I rubbed the pointed toe of my high heel against the linoleum. “I don’t know.”

“OK,” she said. “Tell me what you’re thinking.”

“Just that I live here,” I said, gesturing at my body. “I have to live here.”

That night I ran my fingers through my hair, and a clump of blond strands fell loose into my palm. “It’s just stress,” I told my cat. I brushed my hands together, letting my hair fall into the trash, and returned to my shopping list.

Every time a new item arrived, I would unpack it just to feel the weight and texture of the fabric against my skin. Some pieces were musty, others smelled like perfume. I liked to imagine where they had been — fund-raising galas, board meetings, socialite circles. Each one had lived a life before me. Now I held onto them in the dim light of my bedroom like tangible hope.

Time passed. Bruises appeared, disappeared and reappeared on my limbs. I shrunk some more. Most days my clothes covered the shrinkage and distracted from the exhaustion. I saw other doctors: two surgeons, three oncologists, an integrative medicine physician, a reiki expert.

Finally, in a move my former self would have called crazy, I enlisted the help of a sound healer. She was slight and lively, a 70-year-old in a child’s body. In her office on the day we met, she jumped from her chair and asked me to stand and extend my right arm.

“I’m going to press down on you,” she said, “and I want you to resist me with equal pressure, OK?”

She pushed me down, and I pushed back. My arm bounced at her sudden release.

She shook her head and scowled, then grabbed a bottle of hemp oil. “Hold this!” she said, shoving the bottle into my hand and pressing down on my arm again.

This time I was in sync with her, more agile, adjusting to her pressure.

“Yes,” she said. “Your body likes this product. You can buy it on my website.”

It was all make-believe, but I was desperate. Desperate, I told myself, but not insane — desperation and insanity were two distinct, if bordering, states. But this is where desperation takes us — the sick, the chronic, the dying, the grieving. We’re forced to find hope in what we used to mock: God, the afterlife, miracles, hemp oil. Healing, by any means. Healing, against all odds.

Healing, sometimes, in the form of a designer dress.

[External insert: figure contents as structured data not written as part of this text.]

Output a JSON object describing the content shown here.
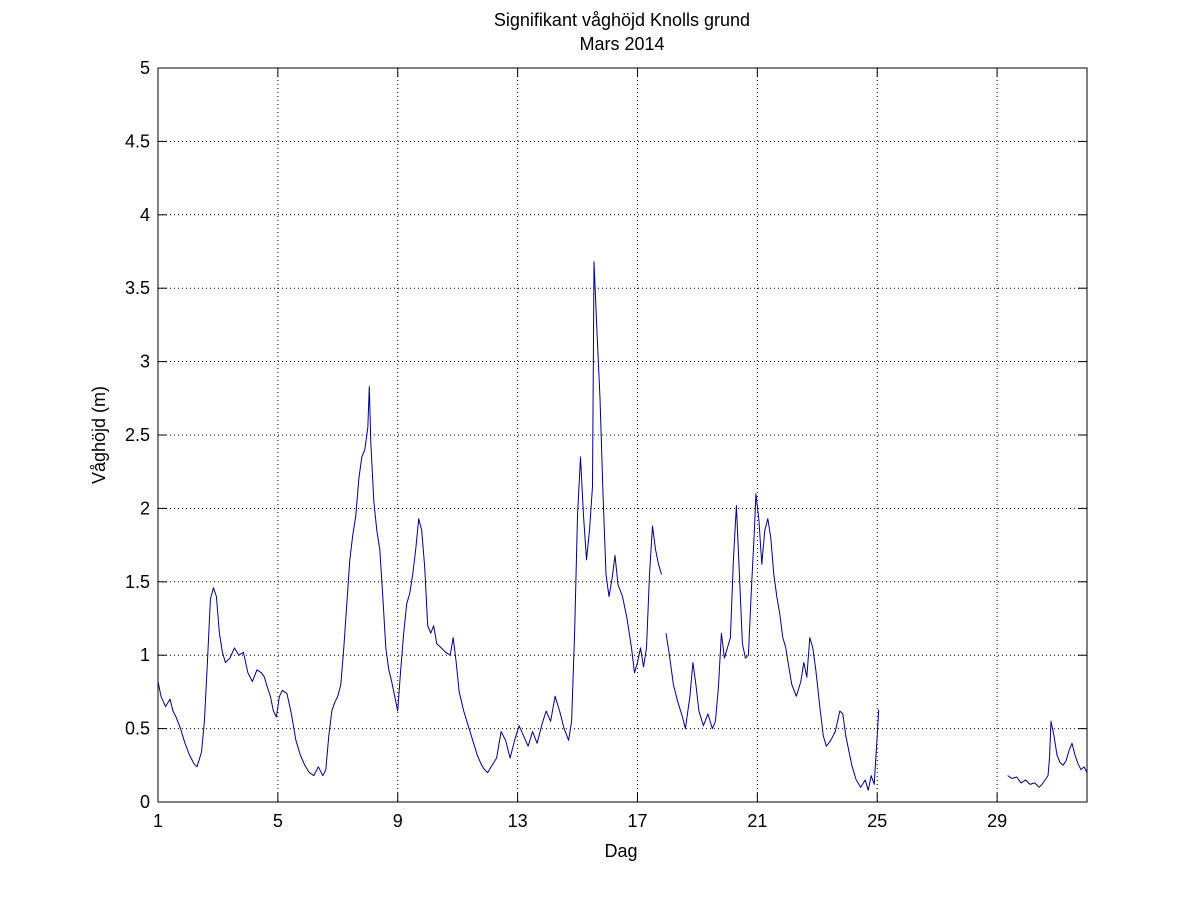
{
  "chart_data": {
    "type": "line",
    "title": "Signifikant våghöjd Knolls grund",
    "subtitle": "Mars 2014",
    "xlabel": "Dag",
    "ylabel": "Våghöjd (m)",
    "xlim": [
      1,
      32
    ],
    "ylim": [
      0,
      5
    ],
    "xticks": [
      1,
      5,
      9,
      13,
      17,
      21,
      25,
      29
    ],
    "yticks": [
      0,
      0.5,
      1,
      1.5,
      2,
      2.5,
      3,
      3.5,
      4,
      4.5,
      5
    ],
    "ytick_labels": [
      "0",
      "0.5",
      "1",
      "1.5",
      "2",
      "2.5",
      "3",
      "3.5",
      "4",
      "4.5",
      "5"
    ],
    "grid": true,
    "line_color": "#00008b",
    "series": [
      {
        "segments": [
          [
            [
              1.0,
              0.82
            ],
            [
              1.1,
              0.72
            ],
            [
              1.25,
              0.65
            ],
            [
              1.4,
              0.7
            ],
            [
              1.5,
              0.62
            ],
            [
              1.6,
              0.58
            ],
            [
              1.75,
              0.5
            ],
            [
              1.9,
              0.4
            ],
            [
              2.05,
              0.32
            ],
            [
              2.2,
              0.26
            ],
            [
              2.3,
              0.24
            ],
            [
              2.45,
              0.34
            ],
            [
              2.55,
              0.55
            ],
            [
              2.65,
              0.95
            ],
            [
              2.75,
              1.38
            ],
            [
              2.85,
              1.46
            ],
            [
              2.95,
              1.4
            ],
            [
              3.05,
              1.15
            ],
            [
              3.15,
              1.02
            ],
            [
              3.25,
              0.95
            ],
            [
              3.4,
              0.98
            ],
            [
              3.55,
              1.05
            ],
            [
              3.7,
              1.0
            ],
            [
              3.85,
              1.02
            ],
            [
              4.0,
              0.88
            ],
            [
              4.15,
              0.82
            ],
            [
              4.3,
              0.9
            ],
            [
              4.45,
              0.88
            ],
            [
              4.55,
              0.85
            ],
            [
              4.65,
              0.78
            ],
            [
              4.75,
              0.72
            ],
            [
              4.85,
              0.62
            ],
            [
              4.95,
              0.58
            ],
            [
              5.05,
              0.72
            ],
            [
              5.15,
              0.76
            ],
            [
              5.3,
              0.74
            ],
            [
              5.45,
              0.6
            ],
            [
              5.6,
              0.42
            ],
            [
              5.75,
              0.32
            ],
            [
              5.9,
              0.25
            ],
            [
              6.05,
              0.2
            ],
            [
              6.2,
              0.18
            ],
            [
              6.35,
              0.24
            ],
            [
              6.5,
              0.18
            ],
            [
              6.6,
              0.22
            ],
            [
              6.7,
              0.45
            ],
            [
              6.8,
              0.62
            ],
            [
              6.9,
              0.68
            ],
            [
              7.0,
              0.72
            ],
            [
              7.1,
              0.8
            ],
            [
              7.2,
              1.05
            ],
            [
              7.3,
              1.35
            ],
            [
              7.4,
              1.65
            ],
            [
              7.5,
              1.82
            ],
            [
              7.6,
              1.95
            ],
            [
              7.7,
              2.2
            ],
            [
              7.8,
              2.35
            ],
            [
              7.9,
              2.4
            ],
            [
              8.0,
              2.55
            ],
            [
              8.05,
              2.83
            ],
            [
              8.1,
              2.45
            ],
            [
              8.2,
              2.05
            ],
            [
              8.3,
              1.85
            ],
            [
              8.4,
              1.72
            ],
            [
              8.5,
              1.4
            ],
            [
              8.6,
              1.05
            ],
            [
              8.7,
              0.9
            ],
            [
              8.8,
              0.82
            ],
            [
              8.9,
              0.72
            ],
            [
              9.0,
              0.62
            ],
            [
              9.1,
              0.9
            ],
            [
              9.2,
              1.15
            ],
            [
              9.3,
              1.35
            ],
            [
              9.4,
              1.42
            ],
            [
              9.5,
              1.55
            ],
            [
              9.6,
              1.72
            ],
            [
              9.7,
              1.93
            ],
            [
              9.8,
              1.85
            ],
            [
              9.9,
              1.6
            ],
            [
              10.0,
              1.2
            ],
            [
              10.1,
              1.15
            ],
            [
              10.2,
              1.2
            ],
            [
              10.3,
              1.08
            ],
            [
              10.45,
              1.05
            ],
            [
              10.6,
              1.02
            ],
            [
              10.75,
              1.0
            ],
            [
              10.85,
              1.12
            ],
            [
              10.95,
              0.95
            ],
            [
              11.05,
              0.75
            ],
            [
              11.2,
              0.62
            ],
            [
              11.35,
              0.52
            ],
            [
              11.5,
              0.42
            ],
            [
              11.65,
              0.32
            ],
            [
              11.8,
              0.25
            ],
            [
              11.9,
              0.22
            ],
            [
              12.0,
              0.2
            ],
            [
              12.15,
              0.25
            ],
            [
              12.3,
              0.3
            ],
            [
              12.45,
              0.48
            ],
            [
              12.6,
              0.42
            ],
            [
              12.75,
              0.3
            ],
            [
              12.9,
              0.42
            ],
            [
              13.05,
              0.52
            ],
            [
              13.2,
              0.45
            ],
            [
              13.35,
              0.38
            ],
            [
              13.5,
              0.48
            ],
            [
              13.65,
              0.4
            ],
            [
              13.8,
              0.52
            ],
            [
              13.95,
              0.62
            ],
            [
              14.1,
              0.55
            ],
            [
              14.25,
              0.72
            ],
            [
              14.4,
              0.62
            ],
            [
              14.55,
              0.5
            ],
            [
              14.7,
              0.42
            ],
            [
              14.8,
              0.55
            ],
            [
              14.9,
              1.15
            ],
            [
              15.0,
              1.95
            ],
            [
              15.1,
              2.35
            ],
            [
              15.2,
              1.95
            ],
            [
              15.3,
              1.65
            ],
            [
              15.4,
              1.85
            ],
            [
              15.5,
              2.15
            ],
            [
              15.55,
              3.68
            ],
            [
              15.65,
              3.2
            ],
            [
              15.75,
              2.75
            ],
            [
              15.85,
              2.1
            ],
            [
              15.95,
              1.55
            ],
            [
              16.05,
              1.4
            ],
            [
              16.15,
              1.52
            ],
            [
              16.25,
              1.68
            ],
            [
              16.35,
              1.48
            ],
            [
              16.5,
              1.4
            ],
            [
              16.65,
              1.25
            ],
            [
              16.8,
              1.05
            ],
            [
              16.9,
              0.88
            ],
            [
              17.0,
              0.95
            ],
            [
              17.1,
              1.05
            ],
            [
              17.2,
              0.92
            ],
            [
              17.3,
              1.05
            ],
            [
              17.4,
              1.55
            ],
            [
              17.5,
              1.88
            ],
            [
              17.6,
              1.72
            ],
            [
              17.7,
              1.62
            ],
            [
              17.8,
              1.55
            ]
          ],
          [
            [
              17.95,
              1.15
            ],
            [
              18.05,
              1.02
            ],
            [
              18.2,
              0.8
            ],
            [
              18.35,
              0.68
            ],
            [
              18.5,
              0.58
            ],
            [
              18.6,
              0.5
            ],
            [
              18.75,
              0.72
            ],
            [
              18.85,
              0.95
            ],
            [
              18.95,
              0.8
            ],
            [
              19.05,
              0.62
            ],
            [
              19.2,
              0.52
            ],
            [
              19.35,
              0.6
            ],
            [
              19.5,
              0.5
            ],
            [
              19.6,
              0.55
            ],
            [
              19.7,
              0.78
            ],
            [
              19.8,
              1.15
            ],
            [
              19.9,
              0.98
            ],
            [
              20.0,
              1.05
            ],
            [
              20.1,
              1.12
            ],
            [
              20.2,
              1.65
            ],
            [
              20.3,
              2.02
            ],
            [
              20.4,
              1.55
            ],
            [
              20.5,
              1.08
            ],
            [
              20.6,
              0.98
            ],
            [
              20.7,
              1.0
            ],
            [
              20.8,
              1.45
            ],
            [
              20.9,
              1.85
            ],
            [
              20.95,
              2.1
            ],
            [
              21.05,
              1.92
            ],
            [
              21.15,
              1.62
            ],
            [
              21.25,
              1.85
            ],
            [
              21.35,
              1.93
            ],
            [
              21.45,
              1.8
            ],
            [
              21.55,
              1.55
            ],
            [
              21.65,
              1.4
            ],
            [
              21.75,
              1.28
            ],
            [
              21.85,
              1.12
            ],
            [
              21.95,
              1.05
            ],
            [
              22.05,
              0.92
            ],
            [
              22.15,
              0.8
            ],
            [
              22.3,
              0.72
            ],
            [
              22.45,
              0.82
            ],
            [
              22.55,
              0.95
            ],
            [
              22.65,
              0.85
            ],
            [
              22.75,
              1.12
            ],
            [
              22.85,
              1.05
            ],
            [
              22.95,
              0.9
            ],
            [
              23.1,
              0.62
            ],
            [
              23.2,
              0.45
            ],
            [
              23.3,
              0.38
            ],
            [
              23.45,
              0.42
            ],
            [
              23.6,
              0.48
            ],
            [
              23.75,
              0.62
            ],
            [
              23.85,
              0.6
            ],
            [
              23.95,
              0.45
            ],
            [
              24.05,
              0.35
            ],
            [
              24.15,
              0.25
            ],
            [
              24.3,
              0.15
            ],
            [
              24.45,
              0.1
            ],
            [
              24.6,
              0.15
            ],
            [
              24.7,
              0.08
            ],
            [
              24.8,
              0.18
            ],
            [
              24.9,
              0.12
            ],
            [
              25.0,
              0.45
            ],
            [
              25.05,
              0.63
            ]
          ],
          [
            [
              29.35,
              0.18
            ],
            [
              29.5,
              0.16
            ],
            [
              29.65,
              0.17
            ],
            [
              29.8,
              0.13
            ],
            [
              29.95,
              0.15
            ],
            [
              30.1,
              0.12
            ],
            [
              30.25,
              0.13
            ],
            [
              30.4,
              0.1
            ],
            [
              30.5,
              0.12
            ],
            [
              30.6,
              0.15
            ],
            [
              30.7,
              0.18
            ],
            [
              30.75,
              0.3
            ],
            [
              30.8,
              0.55
            ],
            [
              30.9,
              0.45
            ],
            [
              31.0,
              0.32
            ],
            [
              31.1,
              0.27
            ],
            [
              31.2,
              0.25
            ],
            [
              31.3,
              0.28
            ],
            [
              31.4,
              0.35
            ],
            [
              31.5,
              0.4
            ],
            [
              31.6,
              0.32
            ],
            [
              31.7,
              0.26
            ],
            [
              31.8,
              0.22
            ],
            [
              31.9,
              0.24
            ],
            [
              32.0,
              0.2
            ]
          ]
        ]
      }
    ]
  }
}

After every appointment, after every failed attempt to name my illness, I would prop myself in bed, choose new dresses and think of all the places I would wear them. I would wear the Derek Lam on a first date and the Marc Jacobs to a corporate meeting. I would carry a baby on my hip in the Burberry coat as I strolled down the street smelling the crisp fall air and believing in love and God and things to come.

The clothes promised me something the doctors, as they continue to search for a diagnosis, still can’t: an uncomplicated future. And I promised a future to the clothes.

This was their life after life. And they deserved that, didn’t they?

Emilie Poplett is a writer in Durham, N.C., who works in nonprofit communications.